Yes, it does look like a (small) crime scene tent, only in this case it is stopping the murder and mutilation of my cabbages, kale and sprouts. Hopefully. Maybe just some light maiming.

20200712 macrame (4)

Anyway, I fitted everything in, just. The space is only 2 feet x 4 feet. But I’ve got more brassicas in a large pot inside the greenhouse, which I’ll bring outside once all danger has passed.
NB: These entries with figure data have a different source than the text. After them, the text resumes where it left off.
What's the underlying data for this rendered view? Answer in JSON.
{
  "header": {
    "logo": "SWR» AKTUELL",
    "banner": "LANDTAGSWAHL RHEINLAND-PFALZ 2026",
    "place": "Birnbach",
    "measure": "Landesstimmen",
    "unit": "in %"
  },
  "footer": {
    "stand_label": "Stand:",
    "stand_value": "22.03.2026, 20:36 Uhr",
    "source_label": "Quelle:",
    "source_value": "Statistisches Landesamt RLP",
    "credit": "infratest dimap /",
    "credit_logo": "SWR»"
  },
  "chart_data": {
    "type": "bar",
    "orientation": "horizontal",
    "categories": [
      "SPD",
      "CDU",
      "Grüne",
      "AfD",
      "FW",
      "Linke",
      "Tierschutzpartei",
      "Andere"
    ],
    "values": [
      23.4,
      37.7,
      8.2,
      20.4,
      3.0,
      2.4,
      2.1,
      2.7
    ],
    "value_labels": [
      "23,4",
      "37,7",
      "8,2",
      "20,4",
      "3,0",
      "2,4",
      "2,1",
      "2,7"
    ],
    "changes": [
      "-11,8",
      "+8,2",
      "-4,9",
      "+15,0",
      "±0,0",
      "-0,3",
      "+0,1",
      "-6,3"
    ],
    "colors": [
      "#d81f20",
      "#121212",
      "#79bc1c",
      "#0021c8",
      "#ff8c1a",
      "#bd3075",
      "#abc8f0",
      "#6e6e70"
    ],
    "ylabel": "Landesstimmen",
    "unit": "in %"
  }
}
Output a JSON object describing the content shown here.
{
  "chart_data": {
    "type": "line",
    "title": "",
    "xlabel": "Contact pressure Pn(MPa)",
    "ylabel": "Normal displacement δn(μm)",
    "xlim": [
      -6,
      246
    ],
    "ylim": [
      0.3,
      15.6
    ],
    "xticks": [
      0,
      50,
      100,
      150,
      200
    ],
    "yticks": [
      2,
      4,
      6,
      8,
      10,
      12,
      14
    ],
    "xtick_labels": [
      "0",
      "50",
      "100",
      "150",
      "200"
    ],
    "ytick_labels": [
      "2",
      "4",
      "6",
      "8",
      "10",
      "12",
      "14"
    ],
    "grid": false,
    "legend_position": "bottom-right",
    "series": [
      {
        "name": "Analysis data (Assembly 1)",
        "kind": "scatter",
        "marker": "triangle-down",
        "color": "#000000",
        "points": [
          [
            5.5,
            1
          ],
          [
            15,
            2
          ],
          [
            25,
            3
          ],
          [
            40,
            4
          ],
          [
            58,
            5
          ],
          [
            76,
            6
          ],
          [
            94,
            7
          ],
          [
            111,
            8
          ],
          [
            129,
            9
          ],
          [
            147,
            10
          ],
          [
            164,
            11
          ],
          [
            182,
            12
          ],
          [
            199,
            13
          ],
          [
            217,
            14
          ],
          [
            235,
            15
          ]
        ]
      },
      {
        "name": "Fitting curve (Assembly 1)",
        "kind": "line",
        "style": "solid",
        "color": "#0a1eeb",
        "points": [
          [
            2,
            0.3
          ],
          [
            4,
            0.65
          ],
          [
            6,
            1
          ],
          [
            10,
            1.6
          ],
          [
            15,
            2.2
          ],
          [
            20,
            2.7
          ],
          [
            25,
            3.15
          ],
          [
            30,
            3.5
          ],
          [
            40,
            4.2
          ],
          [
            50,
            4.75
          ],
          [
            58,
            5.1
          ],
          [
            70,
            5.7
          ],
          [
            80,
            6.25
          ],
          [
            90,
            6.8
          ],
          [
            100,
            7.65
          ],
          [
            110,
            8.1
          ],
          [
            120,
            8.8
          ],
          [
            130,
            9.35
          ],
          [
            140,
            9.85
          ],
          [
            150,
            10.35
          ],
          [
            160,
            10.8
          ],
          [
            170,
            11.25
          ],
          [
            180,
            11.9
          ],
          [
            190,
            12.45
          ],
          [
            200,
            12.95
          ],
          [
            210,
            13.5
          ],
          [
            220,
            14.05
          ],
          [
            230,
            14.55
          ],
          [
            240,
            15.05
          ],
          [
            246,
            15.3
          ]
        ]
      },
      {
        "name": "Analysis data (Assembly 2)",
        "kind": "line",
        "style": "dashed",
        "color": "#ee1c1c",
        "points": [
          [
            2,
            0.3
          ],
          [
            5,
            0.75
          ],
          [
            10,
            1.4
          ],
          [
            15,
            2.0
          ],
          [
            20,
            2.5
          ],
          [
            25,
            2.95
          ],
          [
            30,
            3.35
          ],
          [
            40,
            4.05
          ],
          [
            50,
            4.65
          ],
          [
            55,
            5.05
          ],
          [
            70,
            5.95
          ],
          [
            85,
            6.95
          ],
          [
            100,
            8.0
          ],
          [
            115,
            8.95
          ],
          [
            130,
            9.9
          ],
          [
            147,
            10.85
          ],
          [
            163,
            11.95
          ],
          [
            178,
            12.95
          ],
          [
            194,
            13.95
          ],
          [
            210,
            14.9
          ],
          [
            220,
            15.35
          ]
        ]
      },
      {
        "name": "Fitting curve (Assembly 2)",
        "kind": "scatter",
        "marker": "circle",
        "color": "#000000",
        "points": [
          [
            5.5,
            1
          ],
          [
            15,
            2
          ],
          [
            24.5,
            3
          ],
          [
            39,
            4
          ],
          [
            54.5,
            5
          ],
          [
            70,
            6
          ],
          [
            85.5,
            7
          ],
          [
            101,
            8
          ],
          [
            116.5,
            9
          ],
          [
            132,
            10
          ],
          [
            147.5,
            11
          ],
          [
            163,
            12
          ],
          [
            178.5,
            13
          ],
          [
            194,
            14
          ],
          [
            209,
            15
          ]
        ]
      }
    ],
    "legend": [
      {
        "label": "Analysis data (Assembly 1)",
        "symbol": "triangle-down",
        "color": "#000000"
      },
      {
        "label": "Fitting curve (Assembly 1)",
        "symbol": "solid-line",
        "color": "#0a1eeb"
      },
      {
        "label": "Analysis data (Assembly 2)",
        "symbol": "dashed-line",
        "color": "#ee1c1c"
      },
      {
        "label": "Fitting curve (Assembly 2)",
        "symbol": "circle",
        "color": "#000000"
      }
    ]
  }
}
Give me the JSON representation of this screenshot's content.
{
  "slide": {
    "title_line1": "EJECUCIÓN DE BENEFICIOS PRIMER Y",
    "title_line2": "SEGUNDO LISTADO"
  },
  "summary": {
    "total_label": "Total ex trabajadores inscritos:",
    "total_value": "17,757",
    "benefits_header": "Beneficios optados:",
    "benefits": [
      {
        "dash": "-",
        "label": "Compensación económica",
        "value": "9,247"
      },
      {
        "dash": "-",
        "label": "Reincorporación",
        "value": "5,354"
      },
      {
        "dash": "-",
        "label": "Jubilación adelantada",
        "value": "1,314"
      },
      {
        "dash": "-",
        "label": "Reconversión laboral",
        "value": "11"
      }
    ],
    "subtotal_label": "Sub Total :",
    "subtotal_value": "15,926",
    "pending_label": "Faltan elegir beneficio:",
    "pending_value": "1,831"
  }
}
They can’t get inside unless I leave the door open.

Should I put eggshells down?

20200712 (8)

The garlic and onions are drying out in the greenhouse.

Weekend Workout

I’ve pulled up all my radishes – but not to eat.  A separate post which follows will explain why.  I have replaced them with a different variety which, hopefully, will produce the small and tender roots that I love.  To protect them, I’ve used this old supermarket basket.

20190615 (1).JPG

I’ve already harvested some chard leaves and spinach.  Online guidance says to pick chard when stems are around two inches long.  Mine only just met that criteria.  I’m currently growing it in troughs, though I could transplant some into a raised bed.  I’ve moved it onto the patio step where, should the sun ever shine for more than a couple of minutes, it will reap the benefit.

20190615 (2)

While away on holiday, anything I hadn’t time or room to plant out was placed on a gravel tray.  Thankfully they survived so I’ve potted on some Brussels Sprouts and tomatoes – mystery varieties labelled A and B as I still don’t know which is which until they fruit.

20190615 (4)

I’ve also sown Little Gem lettuce into a seed tray, sown cress seeds, and put some more spinach seeds into some three inch pots – 5 seeds per pot.  All from packets of seeds I got free with a gardening magazine.

Then I had a look at the garlic I planted last September.

Some of the stems had already fallen and the top of a bulb was visible in one case.  Hoping it was the top of a very large ‘iceberg’, I decided to dig one up.  I got two.

If smell was a guarantee of size, these should be huge, but they’re not.  These were the ones I planted directly into the front of Raised Bed A.  I’ve replanted them into a pot in the hope they might fatten up a bit more.

The garlic in Raised Bed B was started off in pots outside and planted into the bed in Spring.  I’ll give them a few more weeks before I check again.